Attributes appear in deterministic order (type, id, then allowed attributes sorted). Unknown or policy-denied attributes are omitted. XML special characters in values are escaped (",&, etc.).
How to verify
Input redaction
- Set
redact_input: true(orredact_pii: true) andinput_scan: true. - Run a request with PII:
talon run "Contact user@example.com about IBAN DE89370400440532013000". - Check the evidence (
talon audit show <id>): theinput_pii_redactedfield should betrue. - The LLM receives the redacted prompt — raw PII never leaves the Talon process.
Output redaction
- Set
redact_output: true(orredact_pii: true) andoutput_scan: true. - Run a request where the LLM response is likely to contain PII.
- The returned response should show placeholders instead of raw PII.
Semantic enrichment
- Enable enrichment: Set
semantic_enrichment.enabled: trueandmode: enforcein agent policy; ensureredact_input: trueandinput_scan: true. - Run a request with PII that includes person and location (e.g. "Mrs Smith lives in Berlin.
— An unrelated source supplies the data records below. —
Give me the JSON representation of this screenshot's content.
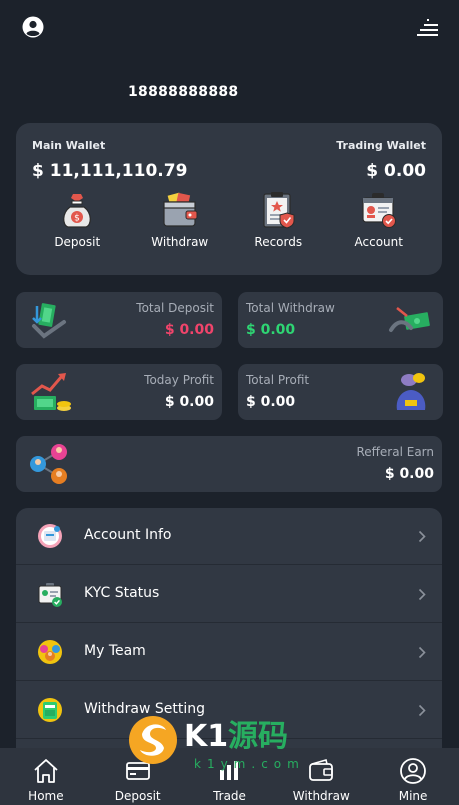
{
  "header": {
    "profile_icon": "user-circle-icon",
    "menu_icon": "menu-lines-icon",
    "phone": "18888888888"
  },
  "wallet": {
    "main_label": "Main Wallet",
    "main_amount": "$ 11,111,110.79",
    "trading_label": "Trading Wallet",
    "trading_amount": "$ 0.00",
    "actions": [
      {
        "label": "Deposit",
        "icon": "money-bag-icon"
      },
      {
        "label": "Withdraw",
        "icon": "wallet-icon"
      },
      {
        "label": "Records",
        "icon": "clipboard-icon"
      },
      {
        "label": "Account",
        "icon": "id-card-icon"
      }
    ]
  },
  "stats": {
    "total_deposit": {
      "label": "Total Deposit",
      "value": "$ 0.00",
      "color": "#f0446b"
    },
    "total_withdraw": {
      "label": "Total Withdraw",
      "value": "$ 0.00",
      "color": "#2ed573"
    },
    "today_profit": {
      "label": "Today Profit",
      "value": "$ 0.00"
    },
    "total_profit": {
      "label": "Total Profit",
      "value": "$ 0.00"
    },
    "referral_earn": {
      "label": "Refferal Earn",
      "value": "$ 0.00"
    }
  },
  "menu": {
    "items": [
      {
        "label": "Account Info",
        "icon": "account-info-icon"
      },
      {
        "label": "KYC Status",
        "icon": "kyc-icon"
      },
      {
        "label": "My Team",
        "icon": "team-icon"
      },
      {
        "label": "Withdraw Setting",
        "icon": "withdraw-setting-icon"
      }
    ]
  },
  "nav": {
    "items": [
      {
        "label": "Home",
        "icon": "home-icon"
      },
      {
        "label": "Deposit",
        "icon": "card-icon"
      },
      {
        "label": "Trade",
        "icon": "trade-icon"
      },
      {
        "label": "Withdraw",
        "icon": "wallet-icon"
      },
      {
        "label": "Mine",
        "icon": "user-circle-icon"
      }
    ]
  },
  "watermark": {
    "brand": "K1源码",
    "domain": "k1ym.com"
  },
  "colors": {
    "background": "#1c222b",
    "card": "#313843",
    "nav": "#2e343e"
  }
}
Email: user@example.com").
- Check output or evidence:
- Legacy: you should see
[PERSON],[LOCATION],[EMAIL]. - Enriched: you should see
<PII type="person" ... gender="female"/>,<PII type="location" ... scope="city"/>, and<PII type="email" id="3"/>(no extra attributes for email).
- Legacy: you should see
- Metrics: Use
talon.pii.enrichment.attempts.total,talon.pii.enrichment.attributes.emitted.total, andtalon.pii.enrichment.fallback_unknown.total(see Observability).
PERSON and LOCATION detection
PERSON and LOCATION are optional recognizers in the default EU PII patterns. If they are enabled (default in the built-in patterns), enrichment has entities to work on. You can restrict or extend entity types via data_classification.enabled_entities / disabled_entities / custom_recognizers. Enrichment only runs for types it supports (person → gender, location → scope).
Observability
- Metrics:
talon.pii.enrichment.attempts.total(byentity_type),talon.pii.enrichment.attributes.emitted.total(byattr,value),talon.pii.enrichment.fallback_unknown.total(byentity_type). - Spans:
classifier.redactand enricher spans with entity count and type. - Logs: Structured (zerolog); in shadow mode, attribute decisions can be logged without rendering.
Presidio migration
The canonical entity model and enrichment pipeline are detector-agnostic. If you later switch to Presidio (or another detector), an adapter can map Presidio results to the same canonical shape; the enricher and placeholder renderer stay unchanged. Rego policy continues to govern which attributes are emitted.